Illinois boy, 9, charged with murder to be evaluated by experts after he 'started' fire that killed five relatives
The boy was allegedly responsible for setting a fire in the family's mobile home at Timberline Mobile Home Park on April 6. Most of his family members were wiped out while they were asleep.
WOODFORD COUNTY, ILLINOIS: A 9-year-old boy from Illinois who has been accused of murder after the death of several family members is set to be evaluated by a childhood trauma expert, NY Daily News reported. It is to determine whether the child, who has been charged with five counts of murder, is fit to stand trial.
“Based on my interaction and conversation with (the boy), as well as his age, I have a bona fide doubt as to his fitness to stand trial,” his attorney, Peter Dluski, wrote in a motion filed in Woodford County. The boy was allegedly responsible for setting a fire in the family's mobile home at Timberline Mobile Home Park on April 6. Most of his family members were wiped out while they were asleep. Only his mother Katie and he made it out alive. He was charged in October.
Daeman Wall,2, and Ariel Wall,1, who were the suspect's half-siblings, Kathryn Murphy, 69, their grandmother, Jason Wall, 34, Katie's fiance and her niece Rose Wall,2, died in the fire. The investigation has not revealed how the fire started.

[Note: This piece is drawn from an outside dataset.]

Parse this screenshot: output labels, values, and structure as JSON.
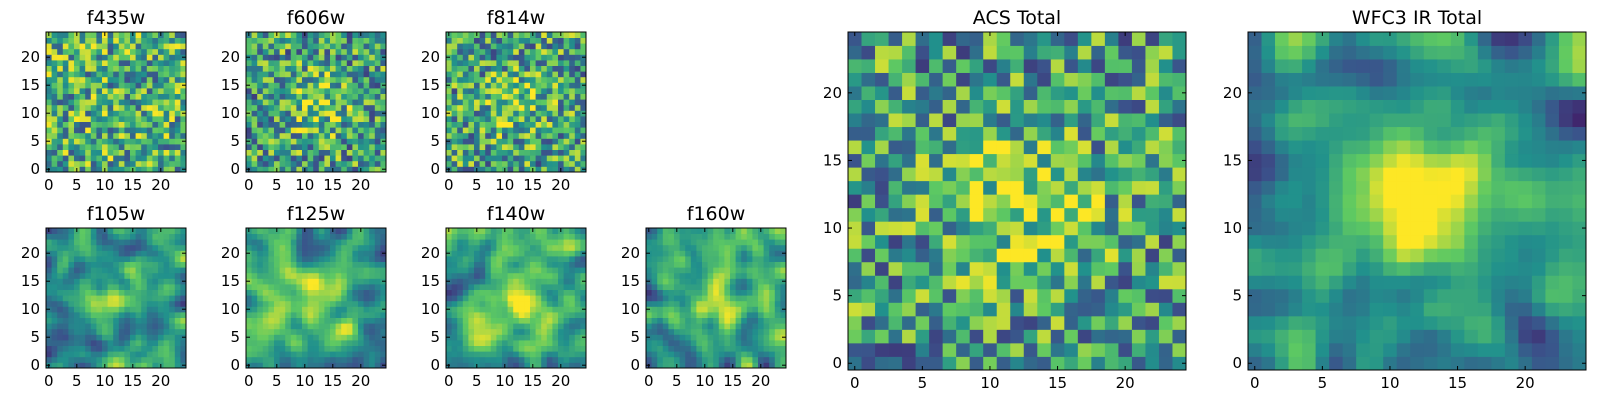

The boy is also charged with three counts of arson and prosecutors say he set it on purpose. The judge in the case, Charles Feeney, questioned the need to hire an outside expert for a fitness examination when the court has typically used a doctor from the University of Illinois in the past. But Feeney ultimately approved Dluski’s request, along with a request for a private investigator to interview witnesses as Dluski prepared the boy’s defense.

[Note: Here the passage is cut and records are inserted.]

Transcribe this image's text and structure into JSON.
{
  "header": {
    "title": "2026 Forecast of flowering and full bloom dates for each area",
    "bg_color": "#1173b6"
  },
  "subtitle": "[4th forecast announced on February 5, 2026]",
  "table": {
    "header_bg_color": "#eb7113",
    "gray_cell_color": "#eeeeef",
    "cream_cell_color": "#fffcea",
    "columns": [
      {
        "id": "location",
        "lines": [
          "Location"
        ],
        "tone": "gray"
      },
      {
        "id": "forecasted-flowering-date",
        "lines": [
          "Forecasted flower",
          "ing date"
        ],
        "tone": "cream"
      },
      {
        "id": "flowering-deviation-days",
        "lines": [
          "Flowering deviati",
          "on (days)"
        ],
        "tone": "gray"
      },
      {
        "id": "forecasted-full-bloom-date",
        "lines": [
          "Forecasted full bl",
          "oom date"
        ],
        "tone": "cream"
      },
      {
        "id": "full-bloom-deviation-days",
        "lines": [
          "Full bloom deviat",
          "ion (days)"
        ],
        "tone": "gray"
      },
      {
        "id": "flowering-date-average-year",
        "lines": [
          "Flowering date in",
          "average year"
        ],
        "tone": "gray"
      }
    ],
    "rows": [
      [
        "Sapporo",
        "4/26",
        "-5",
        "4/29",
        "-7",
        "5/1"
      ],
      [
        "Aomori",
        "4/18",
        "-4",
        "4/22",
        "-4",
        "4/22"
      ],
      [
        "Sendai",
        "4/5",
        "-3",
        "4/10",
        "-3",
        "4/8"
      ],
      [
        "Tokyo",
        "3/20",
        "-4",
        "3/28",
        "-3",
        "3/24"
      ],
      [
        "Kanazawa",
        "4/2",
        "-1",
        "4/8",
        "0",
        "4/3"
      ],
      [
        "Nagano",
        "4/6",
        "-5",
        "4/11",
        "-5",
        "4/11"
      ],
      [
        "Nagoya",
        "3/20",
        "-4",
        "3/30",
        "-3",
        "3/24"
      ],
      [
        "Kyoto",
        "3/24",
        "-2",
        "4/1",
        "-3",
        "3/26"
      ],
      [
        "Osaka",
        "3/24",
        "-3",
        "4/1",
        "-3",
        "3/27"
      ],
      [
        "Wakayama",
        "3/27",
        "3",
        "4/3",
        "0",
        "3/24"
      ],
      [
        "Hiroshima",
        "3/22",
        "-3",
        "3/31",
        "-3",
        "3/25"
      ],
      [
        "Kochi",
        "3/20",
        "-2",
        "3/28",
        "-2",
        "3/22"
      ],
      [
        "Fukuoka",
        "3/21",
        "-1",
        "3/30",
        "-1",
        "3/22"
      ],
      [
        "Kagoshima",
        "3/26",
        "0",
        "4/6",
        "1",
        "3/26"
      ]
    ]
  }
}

His mother, who has lost custody of him, had said earlier in October that she didn't think he was a "monster". He is currently staying with relatives, as a suspect under the age of 10 cannot be detained under state law. On CBS This Morning, she said, "Everyone is looking at him like he's some kind of monster, but that's not who he is. People make mistakes, and that's what this is. Yes, it was a horrible tragedy, but it's still not something to throw his life away over."

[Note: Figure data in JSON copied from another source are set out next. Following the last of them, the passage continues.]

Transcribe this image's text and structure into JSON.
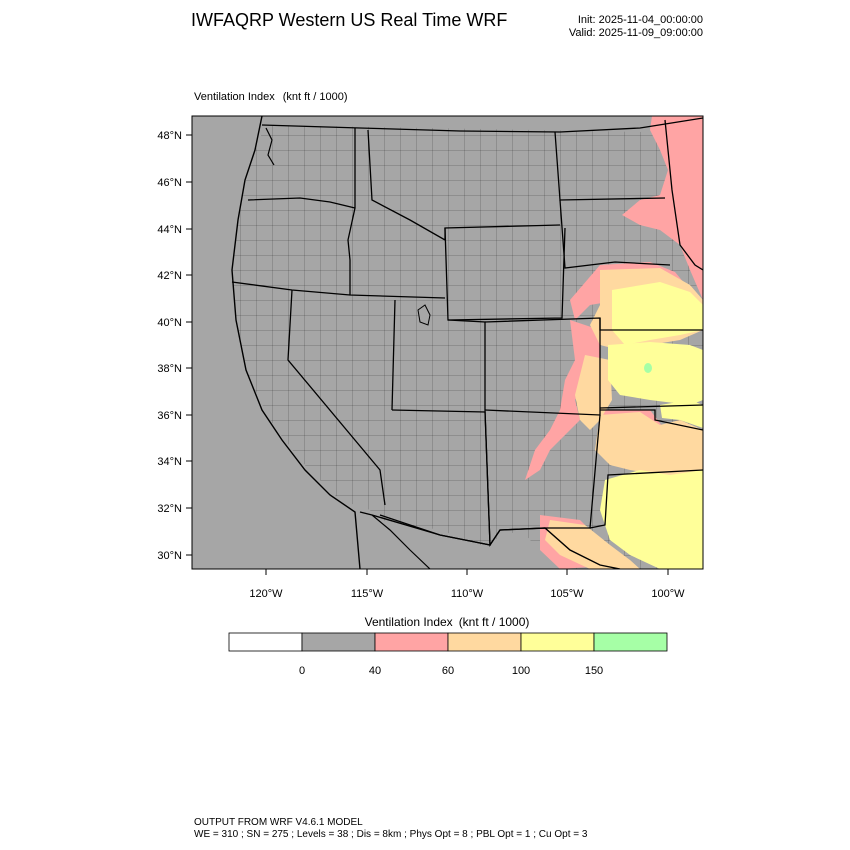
{
  "header": {
    "title": "IWFAQRP Western US Real Time WRF",
    "init": "Init: 2025-11-04_00:00:00",
    "valid": "Valid: 2025-11-09_09:00:00"
  },
  "plot": {
    "field_name": "Ventilation Index",
    "units": "(knt ft / 1000)"
  },
  "map": {
    "projection": "lambert-conformal",
    "lon_range": [
      -124,
      -98
    ],
    "lat_range": [
      29,
      49
    ],
    "lat_ticks": [
      "48°N",
      "46°N",
      "44°N",
      "42°N",
      "40°N",
      "38°N",
      "36°N",
      "34°N",
      "32°N",
      "30°N"
    ],
    "lon_ticks": [
      "120°W",
      "115°W",
      "110°W",
      "105°W",
      "100°W"
    ],
    "boundaries": [
      "state",
      "county",
      "coastline"
    ]
  },
  "legend": {
    "title": "Ventilation Index",
    "units": "(knt ft / 1000)",
    "bins": [
      {
        "range": "< 0",
        "color": "#ffffff"
      },
      {
        "range": "0–40",
        "color": "#a6a6a6"
      },
      {
        "range": "40–60",
        "color": "#ffa4a4"
      },
      {
        "range": "60–100",
        "color": "#ffd9a0"
      },
      {
        "range": "100–150",
        "color": "#ffff99"
      },
      {
        "range": "> 150",
        "color": "#a6ffa6"
      }
    ],
    "tick_labels": [
      "0",
      "40",
      "60",
      "100",
      "150"
    ]
  },
  "footer": {
    "line1": "OUTPUT FROM WRF V4.6.1 MODEL",
    "line2": "WE = 310 ; SN = 275 ; Levels = 38 ; Dis = 8km ; Phys Opt = 8 ; PBL Opt = 1 ; Cu Opt = 3"
  }
}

She had also revealed that the boy had in the past shown interest in lighters and fire, adding that he was recently diagnosed with schizophrenia, bipolar disorder, and ADHD. However, her sister Samantha Alwood, who lost her daughter Rose in the fire was not as understanding and wanted her nephew to be sent to juvenile detention and later to jail for his actions when he comes of age. "Because at the end of the day, whether he meant to or not, he knew what fire did," Samantha said.